I fit a KNN model with K=6 to the resulting embedding of movies, using Minkowski metric with p=2, which reduces to Euclidean distance.

# Fit KNN model with k = 6
print("fitting model...")
neigh = NearestNeighbors(n_neighbors = 6, metric = 'minkowski', p = 2)
neigh.fit(mat_movies_and_features)

Recommendation

Using the learned KNN model, I recommend movies for each given movie using its nearest neighbors. Closest movie to any given movie is itself. Therefore, with K=6, I recommend 5 different movies for each given movie.

In an infinite loop, I take movie ID inputs, and print its closest neighbors.

while True:
    # Get movie id as input
    movie_id = input('movie_id: ')
    movie_id = int(movie_id.strip())

    if movie_id in top_movie_ids:
        # get the feature vector (ratings) of the movie
        movie = movies_and_features.loc[movie_id, :]

        # Get k neighbors of the movie
        # Scores will be stored the nearest movies distances in ascending order 
        # And the indices will be the nearest movies indices founded by knn
        scores, indices = neigh.kneighbors([movie])

        print("recommended movie scores: %s " % (scores))

        indices = indices[0]

        # get closest movie ids from indices
        closest_movie_ids = movies_and_features.index.values[indices]
        
        # print closest movies
        print(movies[movies["movieId"].isin(closest_movie_ids)][["movieId", "title"]])
    else:
        print("movie_id", movie_id, "does not exist")

Example Recommendations

Here, I list several example recommendations.

Input: Toy Story (1995)
Recommendations: Toy Story 2 (1999), Mission: Impossible (1996), Independence Day (a.k.a.
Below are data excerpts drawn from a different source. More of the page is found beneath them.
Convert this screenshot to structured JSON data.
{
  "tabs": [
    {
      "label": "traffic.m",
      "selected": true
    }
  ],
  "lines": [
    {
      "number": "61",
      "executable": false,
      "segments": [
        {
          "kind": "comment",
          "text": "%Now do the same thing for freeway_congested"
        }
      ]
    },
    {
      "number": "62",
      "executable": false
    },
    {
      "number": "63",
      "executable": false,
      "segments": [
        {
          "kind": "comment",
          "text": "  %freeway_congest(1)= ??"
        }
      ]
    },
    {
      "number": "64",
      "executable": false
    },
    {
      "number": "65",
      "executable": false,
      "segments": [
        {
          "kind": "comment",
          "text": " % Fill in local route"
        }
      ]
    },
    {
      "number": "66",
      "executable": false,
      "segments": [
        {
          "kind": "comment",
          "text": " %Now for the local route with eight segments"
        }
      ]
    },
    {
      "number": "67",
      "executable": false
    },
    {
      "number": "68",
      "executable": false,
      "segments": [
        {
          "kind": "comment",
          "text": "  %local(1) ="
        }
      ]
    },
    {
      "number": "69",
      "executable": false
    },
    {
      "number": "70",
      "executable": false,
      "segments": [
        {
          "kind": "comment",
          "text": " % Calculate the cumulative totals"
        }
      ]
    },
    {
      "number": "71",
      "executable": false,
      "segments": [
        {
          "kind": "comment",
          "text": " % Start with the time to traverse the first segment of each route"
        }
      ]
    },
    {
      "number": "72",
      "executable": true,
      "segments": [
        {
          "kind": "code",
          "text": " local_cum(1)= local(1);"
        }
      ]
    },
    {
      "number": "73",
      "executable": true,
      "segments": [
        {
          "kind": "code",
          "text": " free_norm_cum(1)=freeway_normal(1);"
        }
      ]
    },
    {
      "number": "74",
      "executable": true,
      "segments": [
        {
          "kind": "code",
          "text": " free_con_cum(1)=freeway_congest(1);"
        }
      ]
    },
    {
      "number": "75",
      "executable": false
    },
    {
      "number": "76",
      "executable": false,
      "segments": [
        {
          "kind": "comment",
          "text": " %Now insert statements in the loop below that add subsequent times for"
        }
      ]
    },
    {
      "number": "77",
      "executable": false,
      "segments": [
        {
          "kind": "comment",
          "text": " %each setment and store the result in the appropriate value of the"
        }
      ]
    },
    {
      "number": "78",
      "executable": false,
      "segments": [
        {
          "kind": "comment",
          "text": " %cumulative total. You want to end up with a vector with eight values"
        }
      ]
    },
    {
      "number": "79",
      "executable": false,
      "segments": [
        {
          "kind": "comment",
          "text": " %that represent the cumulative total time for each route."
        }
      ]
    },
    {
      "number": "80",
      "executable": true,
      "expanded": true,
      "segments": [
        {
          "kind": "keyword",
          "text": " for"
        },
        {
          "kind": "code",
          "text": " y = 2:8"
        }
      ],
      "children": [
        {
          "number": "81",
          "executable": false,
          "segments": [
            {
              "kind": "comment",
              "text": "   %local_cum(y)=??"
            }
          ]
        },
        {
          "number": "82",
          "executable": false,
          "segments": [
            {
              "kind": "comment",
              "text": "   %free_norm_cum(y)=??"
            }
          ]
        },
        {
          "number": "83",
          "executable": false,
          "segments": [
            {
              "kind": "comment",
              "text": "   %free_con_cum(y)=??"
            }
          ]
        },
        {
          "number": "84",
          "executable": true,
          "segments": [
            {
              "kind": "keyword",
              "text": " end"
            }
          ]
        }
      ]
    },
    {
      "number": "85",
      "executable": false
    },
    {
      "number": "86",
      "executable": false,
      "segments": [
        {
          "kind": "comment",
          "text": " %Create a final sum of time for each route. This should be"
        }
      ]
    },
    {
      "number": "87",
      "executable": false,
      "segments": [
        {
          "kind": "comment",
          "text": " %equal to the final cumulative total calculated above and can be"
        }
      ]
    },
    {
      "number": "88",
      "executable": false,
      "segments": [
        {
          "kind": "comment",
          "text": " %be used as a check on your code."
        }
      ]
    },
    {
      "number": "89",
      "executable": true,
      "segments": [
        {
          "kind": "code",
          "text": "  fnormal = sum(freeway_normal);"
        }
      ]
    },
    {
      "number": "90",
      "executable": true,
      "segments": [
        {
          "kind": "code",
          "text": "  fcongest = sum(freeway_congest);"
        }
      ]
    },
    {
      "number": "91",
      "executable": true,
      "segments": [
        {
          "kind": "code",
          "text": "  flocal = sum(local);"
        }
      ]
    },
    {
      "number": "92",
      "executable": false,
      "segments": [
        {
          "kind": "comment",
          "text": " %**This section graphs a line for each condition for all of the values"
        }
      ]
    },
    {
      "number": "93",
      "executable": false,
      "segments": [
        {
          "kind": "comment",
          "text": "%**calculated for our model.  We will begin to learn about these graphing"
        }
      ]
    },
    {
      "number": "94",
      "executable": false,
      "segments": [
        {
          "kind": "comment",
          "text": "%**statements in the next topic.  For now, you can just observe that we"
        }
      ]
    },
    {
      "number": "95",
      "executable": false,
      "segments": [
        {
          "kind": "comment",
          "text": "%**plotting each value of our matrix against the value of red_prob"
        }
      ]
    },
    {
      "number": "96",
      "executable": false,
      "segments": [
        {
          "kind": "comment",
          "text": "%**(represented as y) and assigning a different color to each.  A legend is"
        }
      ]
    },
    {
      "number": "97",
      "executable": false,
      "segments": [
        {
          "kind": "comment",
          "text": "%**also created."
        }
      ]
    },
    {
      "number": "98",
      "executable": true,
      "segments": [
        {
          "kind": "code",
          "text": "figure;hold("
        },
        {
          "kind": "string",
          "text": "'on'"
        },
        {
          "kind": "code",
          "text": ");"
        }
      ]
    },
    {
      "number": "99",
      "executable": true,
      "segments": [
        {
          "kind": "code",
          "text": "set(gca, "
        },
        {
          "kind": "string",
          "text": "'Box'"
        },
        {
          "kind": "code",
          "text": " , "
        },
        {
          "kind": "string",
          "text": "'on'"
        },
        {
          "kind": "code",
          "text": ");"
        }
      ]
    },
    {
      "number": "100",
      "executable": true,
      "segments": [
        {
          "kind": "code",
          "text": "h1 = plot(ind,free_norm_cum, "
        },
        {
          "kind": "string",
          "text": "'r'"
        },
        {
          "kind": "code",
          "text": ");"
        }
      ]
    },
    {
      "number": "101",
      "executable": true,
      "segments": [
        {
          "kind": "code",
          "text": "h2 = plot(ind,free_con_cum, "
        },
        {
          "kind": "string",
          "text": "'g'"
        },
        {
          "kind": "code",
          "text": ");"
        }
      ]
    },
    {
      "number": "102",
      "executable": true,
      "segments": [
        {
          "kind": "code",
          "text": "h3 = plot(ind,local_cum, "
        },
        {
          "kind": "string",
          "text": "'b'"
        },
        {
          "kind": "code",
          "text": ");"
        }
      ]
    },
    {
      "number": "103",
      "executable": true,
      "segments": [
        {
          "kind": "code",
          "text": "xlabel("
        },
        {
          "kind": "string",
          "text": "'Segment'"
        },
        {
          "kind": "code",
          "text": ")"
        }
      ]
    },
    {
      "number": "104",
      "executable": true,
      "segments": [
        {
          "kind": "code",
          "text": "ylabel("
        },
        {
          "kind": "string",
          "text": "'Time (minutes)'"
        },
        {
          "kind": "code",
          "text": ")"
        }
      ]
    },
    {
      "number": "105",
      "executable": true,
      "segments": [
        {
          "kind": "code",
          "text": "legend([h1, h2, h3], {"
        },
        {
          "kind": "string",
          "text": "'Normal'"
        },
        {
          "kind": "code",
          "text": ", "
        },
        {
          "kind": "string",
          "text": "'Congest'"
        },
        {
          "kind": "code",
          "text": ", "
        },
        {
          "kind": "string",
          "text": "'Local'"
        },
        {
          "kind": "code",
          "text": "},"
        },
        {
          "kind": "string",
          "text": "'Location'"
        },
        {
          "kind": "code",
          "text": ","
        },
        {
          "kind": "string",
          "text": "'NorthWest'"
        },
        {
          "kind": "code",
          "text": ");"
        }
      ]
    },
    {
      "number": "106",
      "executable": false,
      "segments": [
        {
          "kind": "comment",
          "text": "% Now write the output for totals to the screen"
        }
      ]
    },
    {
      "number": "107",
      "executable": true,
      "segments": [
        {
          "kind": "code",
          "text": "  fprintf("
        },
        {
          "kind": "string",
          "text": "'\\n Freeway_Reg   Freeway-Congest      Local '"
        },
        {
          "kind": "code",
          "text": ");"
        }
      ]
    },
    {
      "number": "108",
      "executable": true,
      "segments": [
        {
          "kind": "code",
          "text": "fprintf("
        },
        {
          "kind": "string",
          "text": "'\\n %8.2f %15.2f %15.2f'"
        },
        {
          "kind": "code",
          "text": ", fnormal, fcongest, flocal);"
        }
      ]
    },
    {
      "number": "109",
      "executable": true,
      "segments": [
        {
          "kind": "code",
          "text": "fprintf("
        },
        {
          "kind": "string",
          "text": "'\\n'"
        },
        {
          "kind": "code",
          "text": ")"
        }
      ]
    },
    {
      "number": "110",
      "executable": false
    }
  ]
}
ID4) (1996), Willy Wonka & Chocolate Factory (1971), Bug’s Life, A (1998)

Input: Batman vs. Robin (2015)
Recommendations: Batman: Bad Blood (2016), Justice League Dark (2017), Justice League vs. Teen Titans (2016), Justics League: Gods vs Monsters (2015), Justice League: Throne of Atlantis (2015)

Input: Lord of the Rings: The Fellowship of the Ring, The (2001)
Recommendations: Lord of the Rings: The Return of the King, The (2003), Lord of the Rings: The Two Towers, The (2002), Pirates of the Caribbean: The Curse of the Black Pearl (2003), Spider-Man (2002), Shrek (2001)

Conclusion

The system recommends movies that are related to the input movie. However, it seems that there is a period bias, in the sense that movies that are similar to each other and are shot in similar periods of time gets recommended more, while movies that are similar to each other but shot in different time periods do not get recommended. For example, in the last example, while recommending other Lord of the Rings movies is good, recommending “Hobbit: An Unexpected Journey, The (2012)” instead of “Shrek (2001)” would have been better.

However, this result is expected, since I do recommendations using only user ratings and most users rate movies in a specific period of their lifetimes and only a handful of users rate movies consistently over decades.